Gunk in its manifold forms: football gunk, laundry gunk and your toddler's snotty nose gunk
Gunk is familiar to HVAC technicians, since they spend some of their time on the hottest days of the year cleaning the gunk out of the drains that catch the drips from air conditioning units to prevent them from overflowing. If they don't catch the drips in time, unfortunate side effects occur.
AnnArbor.com's Community Team members found that out this week when water from the air conditioning unit overflowed its catch pan, ruining some ceiling tiles in the first floor Community Space. A buildup of gunk caused the overflow, according to a repairman.
In 1938, Alton F. Curran of Malden, Mass. patented a liquid emulsion for the degreasing of surfaces, which was marketed under the trade name of "Gunk." Many systems have gunk in them, and many products have been used to either create or remove gunk since then. Here is some small sample of them. To look at the original patent, see Patent 2,107,288. Google Patents is a good source for patent research.
Michigan football gunk
Receivers used to put gunk on their hands to help them catch the ball. Now, they use tacky gloves.
HVAC gunk
Dust in the coils, combined with water from condensation, creates gunk. Gunk can clog the drain, leading to overflow. Gunk is a good breeding ground for municipal microflora like mold and mildew.
Gunk in the laundry tub
The lint from your laundry turns into gunk when combined with the water from your laundry. The filter in your washtub is designed to catch this before it heads to the laundry drain. Once it gets to the laundry drain, there is another trap that needs to be cleaned regularly so that your laundry tub doesn't overflow.
Sewage gunk
If you have a trap in a sewer drain, it will collect some of the same dust and debris which provides a place for the bacteria that live in sewage systems to spend some of its time. If this drain is connected to a municipal sewage system which is in a part of town that is doing heavy construction, some of the air in the sewage system will be burped up into the drain.
Drains are generally designed to have a water trap, so that the sewer gas is absorbed by the water and then flushed back down rather than going back up into the air.
Sewage gunk in the water system
When gunk from the sewer system gets into the fresh water supply system, it creates conditions suitable for diseases like cholera.
Nose gunk
Parents of toddlers will be familiar with nasal secretions mixed with dust from playtime.
Pine gunk
Resin from pine trees is sticky enough to produce gunk on cars.
Links
The University of Michigan Department of Microbiology and Immunology, department home page, features the work of Maria Sandqvist:
"Since 2005, cases of cholera have been on the rise worldwide, and some studies suggest that severe weather events triggered by global warming may further the spread of this and other water-borne infectious diseases.
Rather than killing the cholera bug Vibrio cholerae,Sandkvist wants to interfere with its ability to make people sick, which it accomplishes by secreting a potent poison known as cholera toxin."

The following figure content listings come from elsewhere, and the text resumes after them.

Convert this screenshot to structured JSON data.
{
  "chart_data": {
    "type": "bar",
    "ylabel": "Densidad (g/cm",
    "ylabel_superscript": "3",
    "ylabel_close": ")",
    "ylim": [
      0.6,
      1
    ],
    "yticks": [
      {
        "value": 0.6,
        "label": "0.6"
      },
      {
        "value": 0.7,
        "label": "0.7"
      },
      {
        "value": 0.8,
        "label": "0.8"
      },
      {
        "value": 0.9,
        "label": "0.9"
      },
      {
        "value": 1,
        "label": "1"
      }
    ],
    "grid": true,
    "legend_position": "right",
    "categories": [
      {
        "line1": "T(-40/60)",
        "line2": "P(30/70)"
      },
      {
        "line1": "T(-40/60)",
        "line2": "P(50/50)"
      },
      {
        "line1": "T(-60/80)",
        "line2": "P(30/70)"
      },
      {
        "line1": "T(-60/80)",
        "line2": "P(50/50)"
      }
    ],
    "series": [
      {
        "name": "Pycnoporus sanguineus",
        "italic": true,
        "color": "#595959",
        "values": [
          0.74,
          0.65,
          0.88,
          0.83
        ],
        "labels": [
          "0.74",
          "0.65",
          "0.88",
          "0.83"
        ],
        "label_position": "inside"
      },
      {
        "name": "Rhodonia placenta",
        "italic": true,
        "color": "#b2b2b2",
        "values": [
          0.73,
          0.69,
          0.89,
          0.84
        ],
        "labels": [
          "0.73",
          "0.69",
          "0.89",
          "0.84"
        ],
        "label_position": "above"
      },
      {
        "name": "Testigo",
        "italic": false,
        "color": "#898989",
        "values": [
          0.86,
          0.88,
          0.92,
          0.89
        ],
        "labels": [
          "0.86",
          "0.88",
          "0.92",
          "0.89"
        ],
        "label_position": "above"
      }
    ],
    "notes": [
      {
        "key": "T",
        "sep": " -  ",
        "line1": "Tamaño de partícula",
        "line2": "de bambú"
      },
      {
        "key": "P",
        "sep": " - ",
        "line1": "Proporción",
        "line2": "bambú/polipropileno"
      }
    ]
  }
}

A crash course in the mid-winter blues, comment by AnnArbor.com photographer Lon Horwedel: "Good: winter goes quicker the older you get; blasting the frozen ice-snow-mud gunk that accumulates in the fender wells of your car with one swift karate kick!"
Word-origins.org thread on the origin of the word Gunk, quotes from the first entry in the OED, a trademark application: "1932 Official Gaz. (U.S. Pat. Off.) 23 Aug. 864/1 A. F. Curran Co.,.. Gunk. For Liquid Soaps and Liquid Cleaners for Hard Surfaced Materials or Articles."